Ligate with 01 enzyme site - (Sep/18/2007 )
Hi alls,
In my case, in mus be insert 1 fragment about 1 kb in the pCAMBIA vector (~17kb), I used Hind III to cutting vector and release my fragment from another vector. Vectors I treatment with CIAP (to remove phosphase group to supress vector self ligation), then normal ligate. Normally I will get 2 result, insert fragment will be insert 2 direction 5'-3' and 3'-5', I must be choose 5'-3' direction, but alls colony I get just only 3'=5' direction, I repeat my expriment 9 times but i can't choose any clon have 5'-3' direction. I don't know why, so can anybody explain for me about this case? Thank alls
well unfortunately, cutting by 1 enzyme drives no selectivity against the direction of cloning.
So 9 times are very boring i know, so i would suggest to create in that point a mini "multi-cloning-site". Add 4-5 restriction enzymes sites that don't match in your vector and/or in your insert. in theory,1 added site is sufficent.
so order 2oligos which should following those statements :
-complementary, they will have a hind III site and other(s)
-once oligos annealed, the borders should kill original hind III sites.
your oligos may not be ordered phopsphorylated (cheaper).
so after anneal, just phosphorylate them with T4PolyNucl Kinase their ready for ligation.
the procedure then will need to sewuence to know how is the orientation sense of these oligos, and if you have concatemerized. i did this before, and concatermer occured once. They are removable by double appropriate digestion and ligation without insert easily.
then you'll have 3 sites for directionnal cloning of your sequence. you will need to pcr your insert that time.
So 9 times are very boring i know, so i would suggest to create in that point a mini "multi-cloning-site". Add 4-5 restriction enzymes sites that don't match in your vector and/or in your insert. in theory,1 added site is sufficent.
so order 2oligos which should following those statements :
-complementary, they will have a hind III site and other(s)
-once oligos annealed, the borders should kill original hind III sites.
your oligos may not be ordered phopsphorylated (cheaper).

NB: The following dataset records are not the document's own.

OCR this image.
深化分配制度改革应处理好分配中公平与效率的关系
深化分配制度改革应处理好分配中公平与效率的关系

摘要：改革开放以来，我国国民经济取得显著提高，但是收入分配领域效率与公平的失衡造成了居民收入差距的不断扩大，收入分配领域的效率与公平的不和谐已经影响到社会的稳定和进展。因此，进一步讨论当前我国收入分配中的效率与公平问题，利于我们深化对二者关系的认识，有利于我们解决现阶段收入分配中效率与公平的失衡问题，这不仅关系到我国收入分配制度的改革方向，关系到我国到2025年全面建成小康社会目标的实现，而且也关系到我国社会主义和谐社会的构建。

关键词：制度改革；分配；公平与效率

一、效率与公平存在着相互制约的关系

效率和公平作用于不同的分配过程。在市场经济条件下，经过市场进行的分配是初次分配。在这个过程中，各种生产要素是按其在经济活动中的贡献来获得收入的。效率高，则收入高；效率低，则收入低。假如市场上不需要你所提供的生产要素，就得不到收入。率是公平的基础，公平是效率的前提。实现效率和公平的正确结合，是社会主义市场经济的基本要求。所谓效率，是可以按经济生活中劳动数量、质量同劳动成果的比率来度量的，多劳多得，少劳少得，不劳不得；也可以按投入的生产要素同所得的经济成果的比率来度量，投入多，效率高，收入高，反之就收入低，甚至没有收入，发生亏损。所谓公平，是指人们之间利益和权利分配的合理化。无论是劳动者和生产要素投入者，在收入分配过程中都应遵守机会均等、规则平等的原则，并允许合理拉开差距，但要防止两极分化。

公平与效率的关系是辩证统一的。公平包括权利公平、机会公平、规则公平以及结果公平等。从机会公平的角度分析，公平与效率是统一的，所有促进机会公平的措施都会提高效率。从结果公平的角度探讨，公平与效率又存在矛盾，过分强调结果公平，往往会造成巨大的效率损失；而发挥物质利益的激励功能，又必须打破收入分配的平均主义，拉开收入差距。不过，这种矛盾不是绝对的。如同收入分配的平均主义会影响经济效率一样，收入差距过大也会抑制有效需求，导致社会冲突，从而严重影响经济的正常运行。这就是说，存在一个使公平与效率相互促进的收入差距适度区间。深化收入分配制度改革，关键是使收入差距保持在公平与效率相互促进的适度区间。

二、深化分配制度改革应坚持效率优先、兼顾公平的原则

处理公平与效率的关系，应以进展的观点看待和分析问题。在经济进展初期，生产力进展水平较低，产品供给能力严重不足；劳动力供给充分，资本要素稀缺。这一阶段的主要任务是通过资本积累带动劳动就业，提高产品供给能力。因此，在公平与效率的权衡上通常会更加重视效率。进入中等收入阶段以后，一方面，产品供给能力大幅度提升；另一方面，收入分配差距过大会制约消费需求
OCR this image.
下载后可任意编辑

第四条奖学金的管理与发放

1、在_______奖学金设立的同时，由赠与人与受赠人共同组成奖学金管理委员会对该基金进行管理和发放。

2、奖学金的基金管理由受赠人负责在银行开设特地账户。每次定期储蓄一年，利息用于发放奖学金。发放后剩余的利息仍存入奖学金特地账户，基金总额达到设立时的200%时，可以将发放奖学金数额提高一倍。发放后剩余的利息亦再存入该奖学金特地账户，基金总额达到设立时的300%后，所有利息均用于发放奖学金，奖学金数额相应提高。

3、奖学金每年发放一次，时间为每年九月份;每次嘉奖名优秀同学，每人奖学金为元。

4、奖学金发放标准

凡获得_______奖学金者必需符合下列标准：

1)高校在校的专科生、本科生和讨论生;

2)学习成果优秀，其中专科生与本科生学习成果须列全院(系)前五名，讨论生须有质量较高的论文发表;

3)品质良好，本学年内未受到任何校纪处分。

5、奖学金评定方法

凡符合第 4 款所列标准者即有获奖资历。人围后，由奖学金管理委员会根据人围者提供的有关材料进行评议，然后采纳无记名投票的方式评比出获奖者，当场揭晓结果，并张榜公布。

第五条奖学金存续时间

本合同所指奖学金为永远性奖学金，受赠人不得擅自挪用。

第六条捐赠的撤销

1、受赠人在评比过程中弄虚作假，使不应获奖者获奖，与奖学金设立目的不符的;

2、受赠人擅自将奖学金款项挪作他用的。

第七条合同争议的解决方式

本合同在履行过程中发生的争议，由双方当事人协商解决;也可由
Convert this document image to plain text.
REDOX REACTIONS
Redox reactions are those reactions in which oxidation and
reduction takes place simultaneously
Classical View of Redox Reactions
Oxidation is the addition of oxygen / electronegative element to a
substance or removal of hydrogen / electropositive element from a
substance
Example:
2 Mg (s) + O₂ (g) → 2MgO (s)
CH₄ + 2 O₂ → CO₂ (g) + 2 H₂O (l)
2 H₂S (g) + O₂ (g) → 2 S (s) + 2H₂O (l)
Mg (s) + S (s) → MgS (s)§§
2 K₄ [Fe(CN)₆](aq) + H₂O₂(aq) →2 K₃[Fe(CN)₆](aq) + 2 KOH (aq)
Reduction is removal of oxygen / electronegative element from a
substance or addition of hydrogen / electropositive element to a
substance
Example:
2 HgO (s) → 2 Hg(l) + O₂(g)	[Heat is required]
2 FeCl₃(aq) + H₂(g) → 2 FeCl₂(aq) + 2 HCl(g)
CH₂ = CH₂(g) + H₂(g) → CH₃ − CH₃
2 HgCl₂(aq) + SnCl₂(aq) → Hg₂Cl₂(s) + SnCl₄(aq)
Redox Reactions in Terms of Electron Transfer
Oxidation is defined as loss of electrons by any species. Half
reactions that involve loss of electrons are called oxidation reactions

so after anneal, just phosphorylate them with T4PolyNucl Kinase their ready for ligation.
the procedure then will need to sewuence to know how is the orientation sense of these oligos, and if you have concatemerized. i did this before, and concatermer occured once. They are removable by double appropriate digestion and ligation without insert easily.
then you'll have 3 sites for directionnal cloning of your sequence. you will need to pcr your insert that time.
first I want to say thanks to mod, so in my case can not apply your way, I wil try 1 more time in my experiment, and just hope in lucky
In such situations there is no hope of luck. You will have to push things so that probability is on your side. How many colonies are you looking at in each experiment? I would look at maybe 72 colonies, or by colony PCR abou 96 clonies.
Unless you have exhausted all your colonies on the previous 9 plates, there is little reason to do repeat the experiment a 10th time. Because sadly, the 10th experiment will not be majorly different from the previous 9.
i'm sorry for the fact it can't apply for you... 17kp, yes it's quite long, but i'm wondering why? you may also use blunt end restriction sites if needed...
anyway, the point is to test more and more clones 
i've done that and know how it's frustrating, but you need to press this. also i press my thumbs for you
I don’t know if there could be some secondary structure or what, but it has happened to me some times. Heat at 50-60C and cold at room temperature before adding ligase has worked to me.
Good luck!
P.S.: Be sure you are characterizing properly.